In most of the previous versions of this story, here is where it ends. Two heroic British explorers debating over a discovery with one dead at his own hand and the other having to deal with the fact that he was in some way the cause of that suicide. But as in history, this book reveals that this story is not the two-man tragedy it appears. For there was a third participant in their forays into Africa in search of the source without whom, both would probably have died long before, alone and never to be seen again. While the story told in this book is not new, some of the details may be even to those already familiar. Set against the backdrop of the romance of empire-building which both Speke and Burton were part and parcel of is the lesser-known tale of their guide, Sidi Mubarak Bombay. Bombay’s story could not possibly be awkwardly juxtaposed against that of the two British heroes. He was captured in his homeland of East Africa and sold as a slave to a man who sent him to India. It was only in the aftermath of the death of his “owner” that Sudi was finally able to find freedom and make his way back home. His experiences in India has taught him much the British explorers would find useful, including the ability to communicate not just through language translation, but in knowing the ways and means of these representatives of the Victorian Age and the British Empire.

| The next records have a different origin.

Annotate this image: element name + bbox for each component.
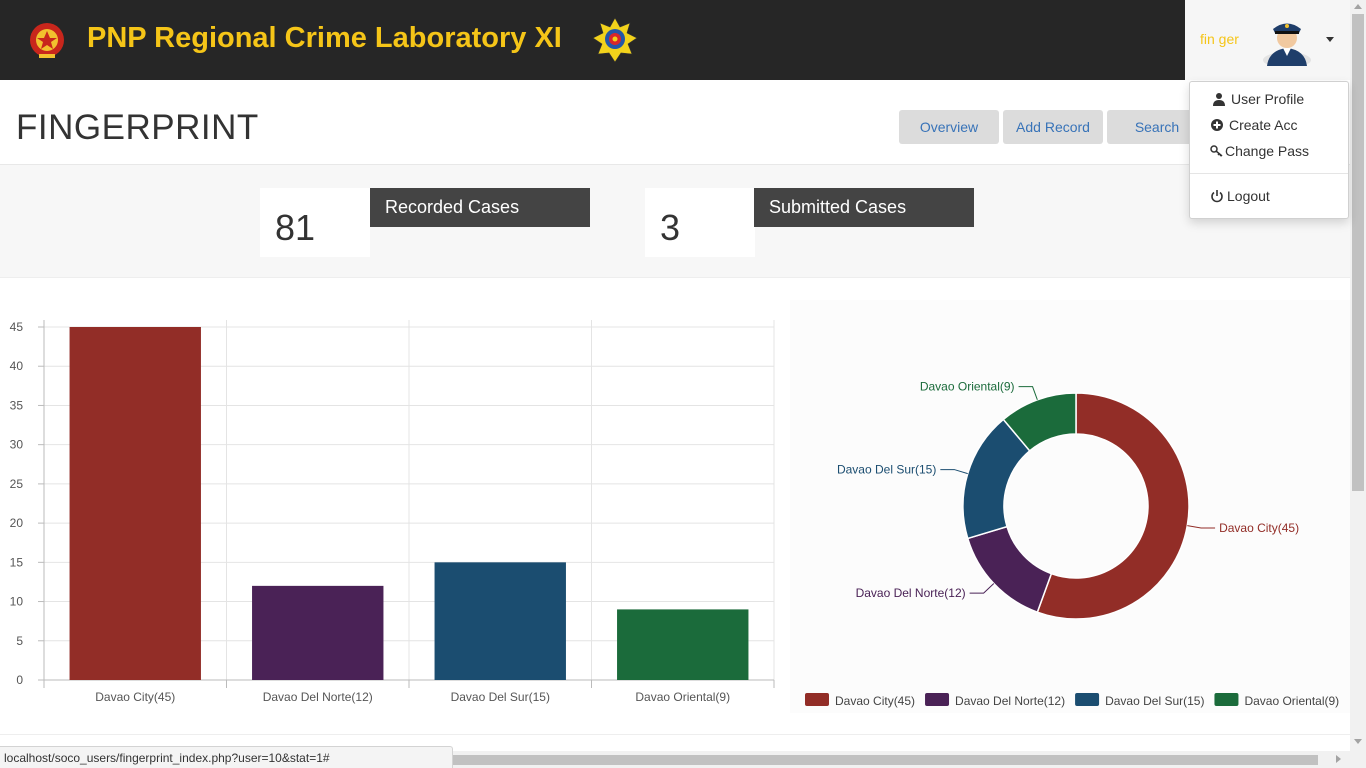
- doughnut-slice: [966, 525, 1053, 614]
- key-icon: [1210, 145, 1223, 157]
- slice-label-leader: [1018, 386, 1038, 400]
- slice-label: Davao Del Sur(15): [837, 463, 936, 477]
- menu-item-label: Create Acc: [1229, 117, 1298, 133]
- menu-item-label: User Profile: [1231, 91, 1305, 107]
- slice-label: Davao Oriental(9): [920, 380, 1015, 394]
- slice-label: Davao Del Norte(12): [856, 586, 966, 600]
- scroll-right-icon[interactable]: [1336, 755, 1341, 763]
- legend-swatch: [1214, 693, 1239, 706]
- plus-circle-icon: [1211, 119, 1223, 131]
- scroll-up-icon[interactable]: [1354, 4, 1362, 9]
- scroll-down-icon[interactable]: [1354, 739, 1362, 744]
- legend-swatch: [1075, 693, 1100, 706]
- scroll-thumb[interactable]: [453, 755, 1318, 765]
- menu-item-logout[interactable]: Logout: [1210, 188, 1270, 204]
- legend-swatch: [925, 693, 950, 706]
- slice-label: Davao City(45): [1219, 521, 1299, 535]
- menu-divider: [1190, 173, 1348, 174]
- legend-label: Davao Oriental(9): [1244, 694, 1339, 708]
- slice-label-leader: [940, 469, 968, 475]
- slice-label-leader: [969, 583, 995, 594]
- menu-item-label: Change Pass: [1225, 143, 1310, 159]
- user-dropdown-menu: User Profile Create Acc Change Pass Logo…: [1189, 81, 1349, 219]
- menu-item-change-pass[interactable]: Change Pass: [1210, 143, 1309, 159]
- vertical-scrollbar[interactable]: [1350, 0, 1366, 768]
- scroll-thumb[interactable]: [1352, 14, 1364, 491]
- user-icon: [1213, 93, 1225, 106]
- menu-item-user-profile[interactable]: User Profile: [1212, 91, 1304, 107]
- doughnut-chart: Davao City(45) Davao Del Norte(12) Davao D…: [805, 380, 1339, 708]
- menu-item-label: Logout: [1227, 188, 1270, 204]
- status-bar-url: localhost/soco_users/fingerprint_index.p…: [0, 746, 453, 768]
- legend-label: Davao Del Norte(12): [955, 694, 1065, 708]
- menu-item-create-acc[interactable]: Create Acc: [1210, 117, 1297, 133]
- divider: [0, 734, 1350, 735]
- legend-label: Davao Del Sur(15): [1105, 694, 1204, 708]
- legend-swatch: [805, 693, 829, 706]
- legend-label: Davao City(45): [835, 694, 915, 708]
- slice-label-leader: [1187, 525, 1216, 529]
- power-icon: [1211, 190, 1223, 203]
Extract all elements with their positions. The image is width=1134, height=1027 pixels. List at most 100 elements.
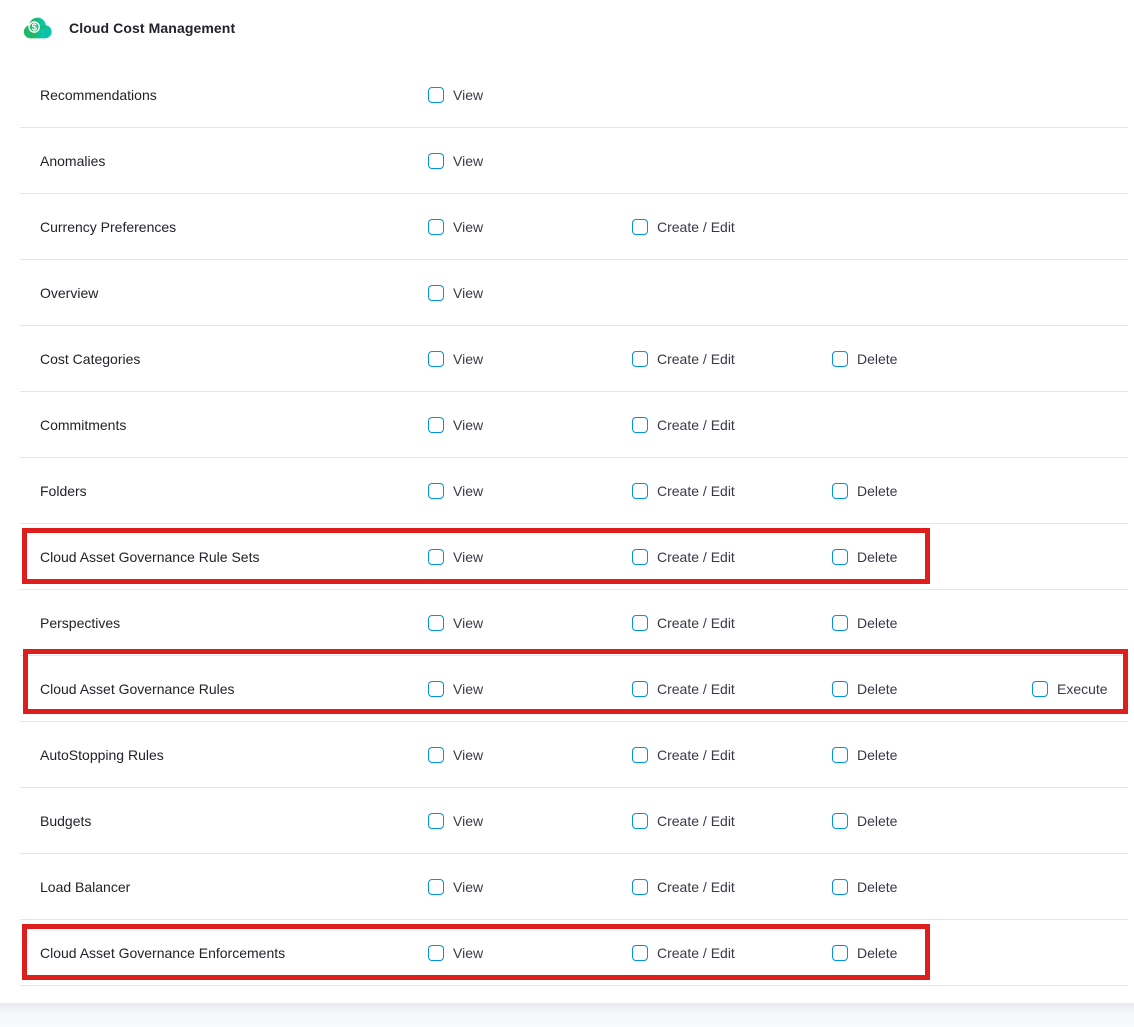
checkbox-label[interactable]: Delete bbox=[857, 549, 897, 565]
create-edit-checkbox[interactable] bbox=[632, 417, 648, 433]
checkbox-label[interactable]: View bbox=[453, 813, 483, 829]
delete-checkbox[interactable] bbox=[832, 483, 848, 499]
view-checkbox[interactable] bbox=[428, 285, 444, 301]
checkbox-label[interactable]: Delete bbox=[857, 351, 897, 367]
checkbox-label[interactable]: Create / Edit bbox=[657, 615, 735, 631]
view-checkbox[interactable] bbox=[428, 549, 444, 565]
execute-checkbox[interactable] bbox=[1032, 681, 1048, 697]
checkbox-label[interactable]: Execute bbox=[1057, 681, 1108, 697]
create-edit-checkbox[interactable] bbox=[632, 219, 648, 235]
permission-delete[interactable]: Delete bbox=[832, 813, 897, 829]
checkbox-label[interactable]: View bbox=[453, 351, 483, 367]
delete-checkbox[interactable] bbox=[832, 813, 848, 829]
view-checkbox[interactable] bbox=[428, 747, 444, 763]
permission-view[interactable]: View bbox=[428, 285, 483, 301]
checkbox-label[interactable]: Create / Edit bbox=[657, 549, 735, 565]
permission-delete[interactable]: Delete bbox=[832, 945, 897, 961]
checkbox-label[interactable]: Create / Edit bbox=[657, 417, 735, 433]
create-edit-checkbox[interactable] bbox=[632, 483, 648, 499]
checkbox-label[interactable]: Create / Edit bbox=[657, 945, 735, 961]
permission-view[interactable]: View bbox=[428, 219, 483, 235]
checkbox-label[interactable]: View bbox=[453, 615, 483, 631]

With Bombay as the reference point of contact between both Speke and Burton, the book explores the ways in which racist philosophies were not just instrumental, but integral to expanding the empire. What little fame Bombay has enjoyed in the western world, ironically, did not come from his essential field guide work for Speke and Burton, but rather by leading the caravan which ended with the four most famous words in the history of British exploration of Africa: “Dr. Livingstone, I presume?”